Suprémacistes blancs en France : un nouveau discours et de nouveaux outils de diffusion

Se positionnant contre les « anti-racistes » et les « postcoloniaux » de nombreux internautes issus de l’extrême droite française font passer leur message par vidéo, notamment sur YouTube.  Dans un travail qui sera publié en juillet, je propose d’utiliser le terme suprémacistes blancs. Si en Europe et particulièrement en France, il est peu utilisé, il semble être le plus à même de définir l’esprit « antipostcolonial » d’une partie de la fachosphère.

article par Tristan Boursier publié sur le site theconvrsation.com le 28 01 2021

À la manière des antiféministes, les mouvements post-coloniaux ont leurs anti-post-colonialistes, leur anti-anti-racistes. Si les formules sont maladroites pour désigner ces groupes qui promeuvent publiquement des opinions racistes, c’est qu’il est bien difficile pour les sciences sociales de les identifier et de les analyser.

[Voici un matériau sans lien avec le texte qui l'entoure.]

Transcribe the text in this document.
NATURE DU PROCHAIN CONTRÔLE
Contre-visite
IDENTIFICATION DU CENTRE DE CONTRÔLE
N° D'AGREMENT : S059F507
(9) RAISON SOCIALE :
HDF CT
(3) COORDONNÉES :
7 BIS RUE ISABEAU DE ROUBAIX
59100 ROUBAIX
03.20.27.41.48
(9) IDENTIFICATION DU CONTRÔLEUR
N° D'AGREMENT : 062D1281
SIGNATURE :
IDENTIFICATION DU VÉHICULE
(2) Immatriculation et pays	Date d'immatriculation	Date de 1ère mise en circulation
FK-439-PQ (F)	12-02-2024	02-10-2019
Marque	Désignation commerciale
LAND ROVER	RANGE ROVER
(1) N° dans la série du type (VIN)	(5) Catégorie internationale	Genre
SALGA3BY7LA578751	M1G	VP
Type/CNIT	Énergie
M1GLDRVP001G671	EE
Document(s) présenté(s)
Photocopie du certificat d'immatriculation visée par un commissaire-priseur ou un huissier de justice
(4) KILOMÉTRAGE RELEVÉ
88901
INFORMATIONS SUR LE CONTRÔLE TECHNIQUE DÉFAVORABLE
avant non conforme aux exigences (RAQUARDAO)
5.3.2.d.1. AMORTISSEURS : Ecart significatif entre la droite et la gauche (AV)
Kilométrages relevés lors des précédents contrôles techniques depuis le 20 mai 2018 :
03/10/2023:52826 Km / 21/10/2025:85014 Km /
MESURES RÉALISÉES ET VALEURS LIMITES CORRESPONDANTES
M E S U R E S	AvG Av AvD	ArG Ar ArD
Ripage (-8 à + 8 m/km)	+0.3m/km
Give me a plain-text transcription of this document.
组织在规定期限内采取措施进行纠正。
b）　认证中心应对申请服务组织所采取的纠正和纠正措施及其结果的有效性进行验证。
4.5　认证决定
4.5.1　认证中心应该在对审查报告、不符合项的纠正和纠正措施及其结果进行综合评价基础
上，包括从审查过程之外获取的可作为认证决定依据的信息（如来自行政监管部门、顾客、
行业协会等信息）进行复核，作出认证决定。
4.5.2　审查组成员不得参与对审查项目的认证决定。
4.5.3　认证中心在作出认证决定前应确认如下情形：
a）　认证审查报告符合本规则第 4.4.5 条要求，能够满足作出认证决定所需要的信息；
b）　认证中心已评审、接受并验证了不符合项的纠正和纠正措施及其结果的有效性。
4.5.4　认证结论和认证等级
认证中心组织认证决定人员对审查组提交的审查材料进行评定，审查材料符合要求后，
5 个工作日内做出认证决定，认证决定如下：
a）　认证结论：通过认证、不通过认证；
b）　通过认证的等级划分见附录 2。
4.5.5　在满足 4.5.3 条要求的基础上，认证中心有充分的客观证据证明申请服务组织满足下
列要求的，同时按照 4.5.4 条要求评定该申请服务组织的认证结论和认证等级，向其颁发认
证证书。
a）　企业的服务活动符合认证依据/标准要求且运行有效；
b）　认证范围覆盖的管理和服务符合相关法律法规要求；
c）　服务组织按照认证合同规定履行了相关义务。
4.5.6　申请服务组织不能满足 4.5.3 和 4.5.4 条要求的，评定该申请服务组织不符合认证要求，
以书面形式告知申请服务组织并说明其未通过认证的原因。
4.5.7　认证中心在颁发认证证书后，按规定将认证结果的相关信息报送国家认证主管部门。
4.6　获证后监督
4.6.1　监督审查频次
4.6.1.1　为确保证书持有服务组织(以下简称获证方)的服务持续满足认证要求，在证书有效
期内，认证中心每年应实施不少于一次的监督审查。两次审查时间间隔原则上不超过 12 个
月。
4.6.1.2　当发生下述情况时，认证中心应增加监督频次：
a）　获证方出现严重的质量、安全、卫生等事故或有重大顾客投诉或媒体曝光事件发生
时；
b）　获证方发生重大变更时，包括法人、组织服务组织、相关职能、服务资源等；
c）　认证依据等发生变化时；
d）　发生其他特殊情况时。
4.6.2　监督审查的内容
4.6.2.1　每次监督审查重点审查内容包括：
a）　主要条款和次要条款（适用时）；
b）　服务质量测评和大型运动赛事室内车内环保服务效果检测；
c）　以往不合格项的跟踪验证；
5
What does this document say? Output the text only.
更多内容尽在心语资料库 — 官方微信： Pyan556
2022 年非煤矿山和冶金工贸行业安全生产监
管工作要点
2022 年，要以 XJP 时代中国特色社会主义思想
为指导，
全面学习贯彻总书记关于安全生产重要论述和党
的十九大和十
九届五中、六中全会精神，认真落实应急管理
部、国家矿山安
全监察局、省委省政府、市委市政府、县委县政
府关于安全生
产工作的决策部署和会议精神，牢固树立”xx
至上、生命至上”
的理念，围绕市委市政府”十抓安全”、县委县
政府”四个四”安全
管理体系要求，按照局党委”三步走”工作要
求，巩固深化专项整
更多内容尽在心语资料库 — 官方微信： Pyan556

Beaucoup de journalistes, et parfois même des universitaires, utilisent le terme fachosphère, pour désigner de manière vague les personnes qui défendent des idées d’extrême droite. Le terme viendrait de Daniel Schneidermann qui se revendique en être l’auteur dans un entretien mené par Dominique Albertini et David Doucet.

Que veut dire « fachosphère » ?
Le terme fachosphère est en soi l’objet d’une controverse. Pour ses utilisateurs, il est une façon de dénoncer l’extrême droite dans ce qu’elle a plus diversifié. Pour les intéressés, il s’agit d’une insulte, et ces derniers préfèrent identifier leur activité comme une opération de réinforamation face à une « vague de médias gauchos », d’où l’expression « réinfosphère ».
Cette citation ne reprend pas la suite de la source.